Der deutscher Mediziner wurde für seine Forschungen zum Gebärmutterhalskrebs 2008 mit dem der Nobelpreis für Medizin ausgezeichnet.

Hamburger Abendblatt: Vor knapp einem Jahr haben Sie den Nobelpreis für Medizin bekommen. Wie hat das Ihr Leben verändert?

Prof. Harald zur Hausen Ich habe damals allen Reportern, auch Ihnen, geantwortet: Gar nichts wird sich ändern. Das war ein großer Irrtum. Es hat sich geändert. Ich erhalte täglich Mengen an Post, viele Einladungen zu Vorträgen, werde um Beiträge in Büchern und Zeitschriften gebeten.

Abendblatt: Und Ihr Labor? Kommen Sie noch zum Forschern?

Prof.
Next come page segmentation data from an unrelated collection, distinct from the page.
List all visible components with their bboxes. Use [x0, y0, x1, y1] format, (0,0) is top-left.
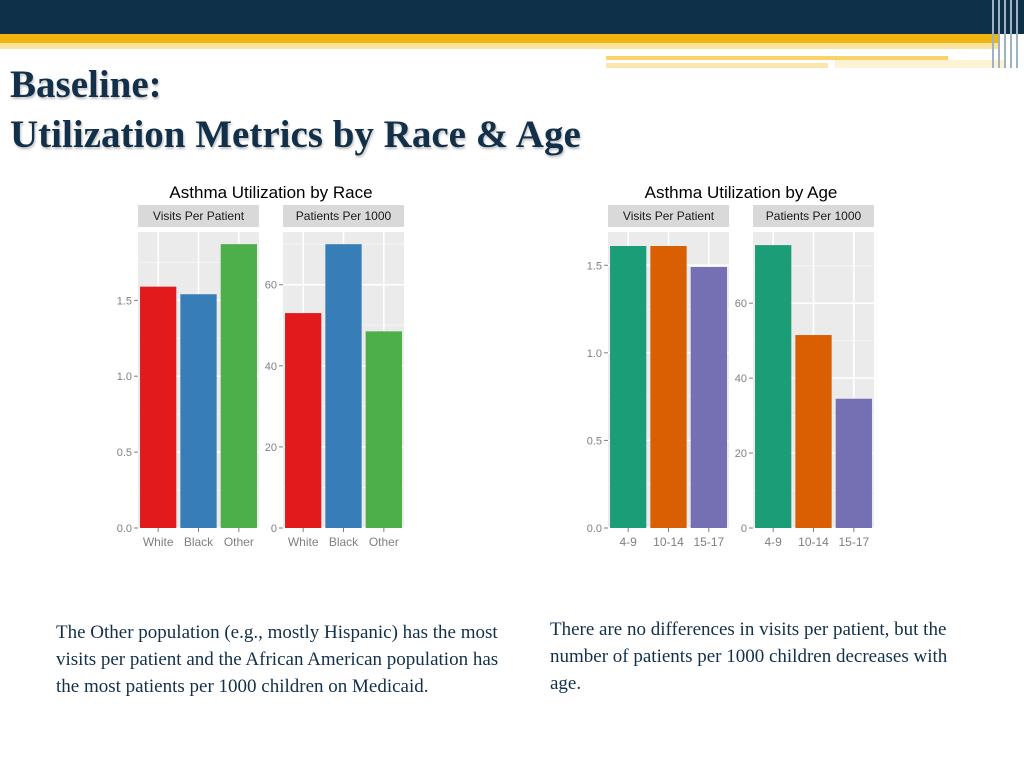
y-tick-label: 60	[265, 280, 277, 292]
y-tick-label: 1.5	[117, 295, 132, 307]
x-tick-label: 4-9	[764, 535, 782, 549]
accent-line	[835, 60, 1005, 68]
facet-strip	[283, 205, 404, 227]
chart-title: Asthma Utilization by Race	[169, 183, 372, 202]
bar-10-14	[795, 335, 832, 528]
bar-other	[220, 244, 257, 528]
y-tick-label: 0.5	[117, 447, 132, 459]
accent-line	[606, 56, 948, 60]
y-tick-label: 0	[741, 523, 747, 535]
x-tick-label: 15-17	[838, 535, 869, 549]
facet-label: Visits Per Patient	[153, 209, 245, 223]
x-tick-label: Other	[224, 535, 254, 549]
bar-4-9	[610, 246, 647, 528]
y-tick-label: 1.0	[117, 371, 132, 383]
y-tick-label: 40	[265, 361, 277, 373]
facet-label: Patients Per 1000	[766, 209, 862, 223]
facet-label: Visits Per Patient	[623, 209, 715, 223]
y-tick-label: 0	[271, 523, 277, 535]
y-tick-label: 20	[265, 442, 277, 454]
accent-line	[606, 63, 828, 68]
facet-label: Patients Per 1000	[296, 209, 392, 223]
facet-strip	[608, 205, 729, 227]
bar-15-17	[690, 267, 727, 528]
slide-title: Baseline: Utilization Metrics by Race & …	[10, 60, 581, 160]
bar-15-17	[835, 398, 872, 528]
title-line-1: Baseline:	[10, 63, 162, 106]
header-bar	[0, 0, 1024, 34]
race-chart-svg: Asthma Utilization by Race Visits Per Pat…	[117, 183, 404, 549]
caption-race: The Other population (e.g., mostly Hispa…	[56, 622, 499, 697]
race-chart: Asthma Utilization by Race Visits Per Pat…	[110, 170, 420, 580]
y-tick-label: 40	[735, 373, 747, 385]
bar-white	[285, 313, 322, 528]
y-tick-label: 0.5	[587, 435, 602, 447]
x-tick-label: Black	[329, 535, 359, 549]
accent-stripe-light	[0, 43, 1000, 49]
age-chart-svg: Asthma Utilization by Age Visits Per Pati…	[587, 183, 874, 549]
bar-black	[325, 244, 362, 529]
y-tick-label: 0.0	[117, 523, 132, 535]
y-tick-label: 20	[735, 448, 747, 460]
x-tick-label: 4-9	[619, 535, 637, 549]
x-tick-label: Other	[369, 535, 399, 549]
caption-age: There are no differences in visits per p…	[550, 619, 948, 694]
age-chart: Asthma Utilization by Age Visits Per Pati…	[580, 170, 890, 580]
x-tick-label: White	[288, 535, 319, 549]
facet-strip	[138, 205, 259, 227]
y-tick-label: 0.0	[587, 523, 602, 535]
y-tick-label: 1.5	[587, 260, 602, 272]
x-tick-label: Black	[184, 535, 214, 549]
bar-other	[365, 331, 402, 528]
title-line-2: Utilization Metrics by Race & Age	[10, 113, 581, 156]
bar-white	[140, 286, 177, 528]
bar-4-9	[755, 245, 792, 528]
y-tick-label: 1.0	[587, 348, 602, 360]
y-tick-label: 60	[735, 298, 747, 310]
x-tick-label: 15-17	[693, 535, 724, 549]
x-tick-label: 10-14	[798, 535, 829, 549]
bar-black	[180, 294, 217, 528]
bar-10-14	[650, 246, 687, 528]
accent-stripe	[0, 34, 1000, 43]
decorative-stripes	[990, 0, 1024, 68]
facet-strip	[753, 205, 874, 227]
x-tick-label: 10-14	[653, 535, 684, 549]
x-tick-label: White	[143, 535, 174, 549]
chart-title: Asthma Utilization by Age	[645, 183, 838, 202]
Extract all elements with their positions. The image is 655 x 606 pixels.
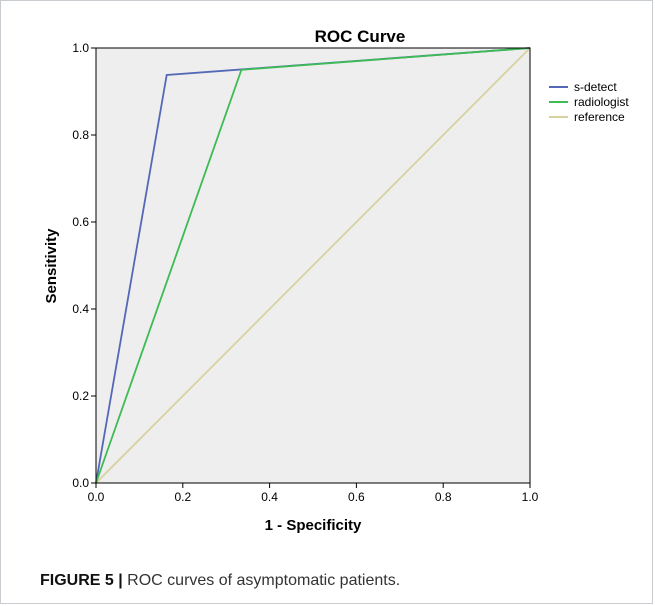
- chart-title: ROC Curve: [315, 27, 406, 46]
- x-tick-label: 0.4: [261, 490, 278, 504]
- legend-label-s-detect: s-detect: [574, 80, 617, 94]
- x-tick-label: 0.0: [88, 490, 105, 504]
- y-tick-label: 0.8: [72, 128, 89, 142]
- figure-label: FIGURE 5 |: [40, 572, 123, 589]
- legend-label-reference: reference: [574, 110, 625, 124]
- figure-caption-text: ROC curves of asymptomatic patients.: [127, 572, 401, 589]
- series-line-radiologist: [95, 47, 531, 484]
- y-tick-label: 0.2: [72, 389, 89, 403]
- roc-chart: 0.0 0.2 0.4 0.6 0.8 1.0 0.0 0.2 0.4 0.6 0.8 1.0 ROC…: [43, 27, 629, 534]
- x-tick-label: 0.2: [174, 490, 191, 504]
- figure-caption: FIGURE 5 | ROC curves of asymptomatic pa…: [40, 572, 400, 590]
- y-tick-label: 1.0: [72, 41, 89, 55]
- x-tick-label: 1.0: [522, 490, 539, 504]
- x-axis-label: 1 - Specificity: [265, 517, 362, 534]
- y-axis-label: Sensitivity: [43, 228, 60, 304]
- legend-label-radiologist: radiologist: [574, 95, 629, 109]
- plot-border: [95, 47, 531, 484]
- y-tick-label: 0.4: [72, 302, 89, 316]
- axes-layer: 0.0 0.2 0.4 0.6 0.8 1.0 0.0 0.2 0.4 0.6 0.8 1.0: [72, 41, 538, 504]
- y-tick-label: 0.0: [72, 476, 89, 490]
- y-tick-label: 0.6: [72, 215, 89, 229]
- series-line-reference: [95, 47, 531, 484]
- series-layer: [95, 47, 531, 484]
- x-tick-label: 0.6: [348, 490, 365, 504]
- reference-layer: [95, 47, 531, 484]
- x-tick-label: 0.8: [435, 490, 452, 504]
Harald zur Hausen: Doch, ich bin viel zu gern im Labor. Gegenwärtig untersuchen wir, ob Viren bei Leukämien eine Rolle spielen.

Auch bei Dickdarm- und Brustkrebs suchen wir nach bisher unbekannten Viren oder anderen Erregern. Schließlich wurden allein in den vergangenen zwei Jahren vier neue Viren aus einer Gruppe entdeckt, von denen eines nachweislich Krebs auslöst, das Merkelzell-Karzinom.

Abendblatt: US-Nobelpreisträger James Watson hat von Obama gefordert, einen "Feldzug gegen den Krebs" zu führen ...

Prof. Harald zur Hausen: Ich weiß nicht, ob es sinnvoll ist, einen Feldzug gegen Krebs anzukündigen. Gewaltige Summen Geld sind nicht die Lösung. Wir brauchen kontinuierliche Arbeit, intelligente, originelle Konzepte, undogmatisches Denken.

Abendblatt: Beispielsweise?

Prof. Harald zur Hausen: Wir wissen, dass der Verzehr von Rindfleisch ein Risikofaktor für Dickdarmkrebs ist. Man führt das auf krebserregende Stoffe zurück, die beim Braten und Grillen entstehen. Doch Geflügelfleisch, das genauso zubereitet wird, hat diese Folgen nicht. Das bedarf doch einer Erklärung. Unsere Spekulation ist, dass eine hitzeresistente virale Komponente im Fleisch steckt, die im Zusammenwirken mit den krebserregenden Stoffen das Risiko ausmacht. Beispielsweise überleben einige Papillomaviren bis zu 90 Grad Celsius - und so hoch wird Fleisch heute selten erhitzt. Aber wie gesagt, noch ist das eine Spekulation.

Abendblatt: Sie sind mit einer Südafrikanerin verheiratet und im südlichen Afrika beruflich aktiv. Was tun Sie dort?

Prof. Harald zur Hausen: Im Süden Afrikas sterben mehr Frauen an Gebärmutterhalskrebs als an Brustkrebs. Im Auftrag der Internationalen Organisation gegen Krebs betreue ich ein Programm, um Screening und Impfung in Tansania zu fördern.

Abendblatt: Wegen der Impfung, die auf Ihren mit dem Nobelpreis ausgezeichneten Forschungsergebnissen basiert, sind Sie mehrfach angegriffen worden.

Prof. Harald zur Hausen : Viele Berichte sind in Umlauf gebracht worden, die wesentliche Aspekte der Impfung verschweigen. Wenn ich 'verschweigen' sage, meine ich damit, dass die Impfung jährlich etwa 140 000 Frauen in Deutschland einen chirurgischen Eingriff am Gebärmutterhals ersparen kann. Betont werden auch die Nebenwirkungen. Bei einer Studie in Australien, bei der 300 000 Impfdosen verteilt wurden, gab es drei Nebenwirkungen, die auf der Impfung beruhten. Damit ist die HPV-Impfung nicht gefährlicher als jede andere Impfung, die heute bei kleinen Kindern durchgeführt wird.